WASHINGTON– U.S. President Donald Trump’s approach to India—most notably his decision to impose a 50 percent tariff on Indian goods in retaliation for New Delhi’s continued imports of Russian crude oil, while showing leniency toward China—has strained a bilateral relationship that took two decades of bipartisan effort to build, according to a new report.
With Russian oil now accounting for nearly one-third of India’s imports, the India Narrative report noted that New Delhi has made it clear it will not allow the energy needs of its 1.4 billion citizens to be dictated by what it calls Washington’s “coercive diplomacy.”
India’s Ministry of External Affairs (MEA) did not hold back in its response, openly calling out what it sees as U.S. hypocrisy and highlighting the West’s own ongoing trade with Russia. India’s message, the report said, is unambiguous: it will pursue its own path as an autonomous global power, not a subordinate ally. Trump’s tariff-heavy playbook for forcing negotiations appears to have crossed a line, the report added.
“The U.S., having quietly tolerated China’s continued energy transactions with Russia, has chosen to single out India for punitive action. This selective outrage has not gone unnoticed in South Block,” the report stated, referring to the MEA’s headquarters in New Delhi.

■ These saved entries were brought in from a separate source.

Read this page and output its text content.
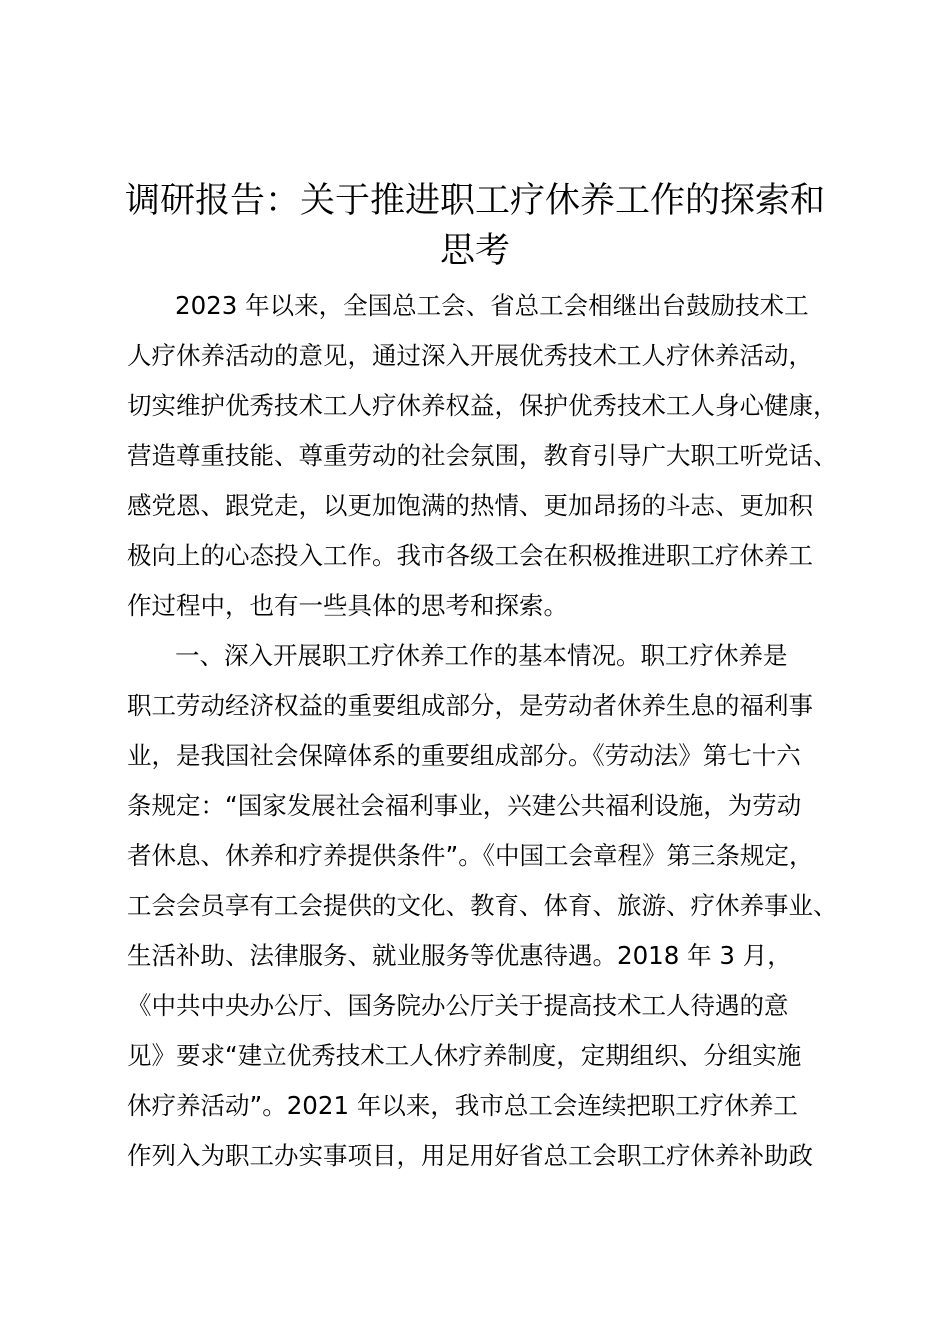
调研报告：关于推进职工疗休养工作的探索和
思考

2023 年以来，全国总工会、省总工会相继出台鼓励技术工

人疗休养活动的意见，通过深入开展优秀技术工人疗休养活动，

切实维护优秀技术工人疗休养权益，保护优秀技术工人身心健康，

营造尊重技能、尊重劳动的社会氛围，教育引导广大职工听党话、

感党恩、跟党走，以更加饱满的热情、更加昂扬的斗志、更加积

极向上的心态投入工作。我市各级工会在积极推进职工疗休养工

作过程中，也有一些具体的思考和探索。

一、深入开展职工疗休养工作的基本情况。职工疗休养是

职工劳动经济权益的重要组成部分，是劳动者休养生息的福利事

业，是我国社会保障体系的重要组成部分。《劳动法》第七十六

条规定：“国家发展社会福利事业，兴建公共福利设施，为劳动

者休息、休养和疗养提供条件”。《中国工会章程》第三条规定，

工会会员享有工会提供的文化、教育、体育、旅游、疗休养事业、

生活补助、法律服务、就业服务等优惠待遇。2018 年 3 月，

《中共中央办公厅、国务院办公厅关于提高技术工人待遇的意

见》要求“建立优秀技术工人休疗养制度，定期组织、分组实施

休疗养活动”。2021 年以来，我市总工会连续把职工疗休养工

作列入为职工办实事项目，用足用好省总工会职工疗休养补助政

For years, the United States has touted India as a “strategic partner,” with many assuming that India’s economic clout and vital role in the Indo-Pacific would shield it from Trump’s hardline tactics. That illusion, the report said, was shattered when Trump imposed a cumulative 50 percent tariff on Indian goods and threatened secondary sanctions on India’s energy sector—pressuring New Delhi to stop importing Russian crude—while both the U.S. and European Union maintained trade ties with Moscow.

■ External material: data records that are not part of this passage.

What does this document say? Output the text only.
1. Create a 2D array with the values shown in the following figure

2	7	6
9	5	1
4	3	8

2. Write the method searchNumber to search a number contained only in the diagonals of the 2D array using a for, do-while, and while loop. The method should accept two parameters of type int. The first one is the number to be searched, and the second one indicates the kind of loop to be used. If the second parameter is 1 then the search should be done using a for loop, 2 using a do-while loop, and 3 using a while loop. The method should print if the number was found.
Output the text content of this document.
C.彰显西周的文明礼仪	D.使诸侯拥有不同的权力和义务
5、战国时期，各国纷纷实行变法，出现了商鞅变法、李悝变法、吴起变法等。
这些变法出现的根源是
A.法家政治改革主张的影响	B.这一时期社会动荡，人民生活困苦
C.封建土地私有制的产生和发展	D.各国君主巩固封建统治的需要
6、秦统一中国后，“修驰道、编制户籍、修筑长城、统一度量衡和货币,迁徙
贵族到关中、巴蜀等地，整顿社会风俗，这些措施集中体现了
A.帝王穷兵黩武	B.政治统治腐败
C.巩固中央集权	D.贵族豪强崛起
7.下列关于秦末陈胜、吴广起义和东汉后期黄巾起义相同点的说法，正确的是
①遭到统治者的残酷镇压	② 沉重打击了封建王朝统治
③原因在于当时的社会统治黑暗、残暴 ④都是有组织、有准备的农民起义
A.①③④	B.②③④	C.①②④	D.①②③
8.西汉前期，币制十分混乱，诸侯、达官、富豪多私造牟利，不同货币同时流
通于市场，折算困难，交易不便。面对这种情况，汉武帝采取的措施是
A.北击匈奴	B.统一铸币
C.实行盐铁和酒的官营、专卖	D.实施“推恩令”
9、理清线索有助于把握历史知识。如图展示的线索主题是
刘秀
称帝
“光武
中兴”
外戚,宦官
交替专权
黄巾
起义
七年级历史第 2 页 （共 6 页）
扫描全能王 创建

The situation was further aggravated by Washington’s recent overtures to Islamabad. The report pointed to the offer of a 19 percent preferential tariff rate to Pakistan and joint oil exploration deals signed just weeks after India flagged Pakistan’s role in the April 22 terrorist attack in Pahalgam. Trump’s additional threats to penalize U.S. companies manufacturing in India unless they “bring jobs back home” added fuel to the fire.

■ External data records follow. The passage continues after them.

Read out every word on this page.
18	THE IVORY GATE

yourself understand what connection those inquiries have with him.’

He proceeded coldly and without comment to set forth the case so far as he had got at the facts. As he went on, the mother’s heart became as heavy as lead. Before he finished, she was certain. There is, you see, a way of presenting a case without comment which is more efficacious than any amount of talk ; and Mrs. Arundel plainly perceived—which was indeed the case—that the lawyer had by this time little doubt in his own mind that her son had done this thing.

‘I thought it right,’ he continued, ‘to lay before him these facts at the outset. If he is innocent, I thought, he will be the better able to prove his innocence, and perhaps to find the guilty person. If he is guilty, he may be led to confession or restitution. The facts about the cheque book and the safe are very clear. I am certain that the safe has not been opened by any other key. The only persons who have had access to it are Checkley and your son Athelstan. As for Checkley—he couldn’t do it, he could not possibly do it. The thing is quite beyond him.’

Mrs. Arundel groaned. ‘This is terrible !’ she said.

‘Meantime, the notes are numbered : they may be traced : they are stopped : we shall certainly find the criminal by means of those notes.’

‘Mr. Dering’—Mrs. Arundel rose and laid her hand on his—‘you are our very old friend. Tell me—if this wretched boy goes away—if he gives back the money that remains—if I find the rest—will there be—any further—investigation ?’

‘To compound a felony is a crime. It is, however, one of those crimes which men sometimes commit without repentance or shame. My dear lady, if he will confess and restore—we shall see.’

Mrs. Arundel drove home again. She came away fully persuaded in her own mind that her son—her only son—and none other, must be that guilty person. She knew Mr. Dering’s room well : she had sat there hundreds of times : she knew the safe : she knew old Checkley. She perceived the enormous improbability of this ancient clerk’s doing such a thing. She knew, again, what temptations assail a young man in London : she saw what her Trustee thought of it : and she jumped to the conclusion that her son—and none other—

“This is not the behavior of a nation committed to a strategic partnership,” the report concluded. “It reflects the mindset of a populist power broker who sees alliances not as long-term investments, but as bargaining chips in a constant game of leverage.”
Once regarded as a cornerstone of the 21st-century global order, the U.S.-India relationship is now being tested by what the report describes as “populist transactionalism disguised as foreign policy.”
“In Trump’s world,” the report warned, “no relationship is sacred—only situational. And when alliances are treated as disposable, the global order itself grows dangerously fragile.”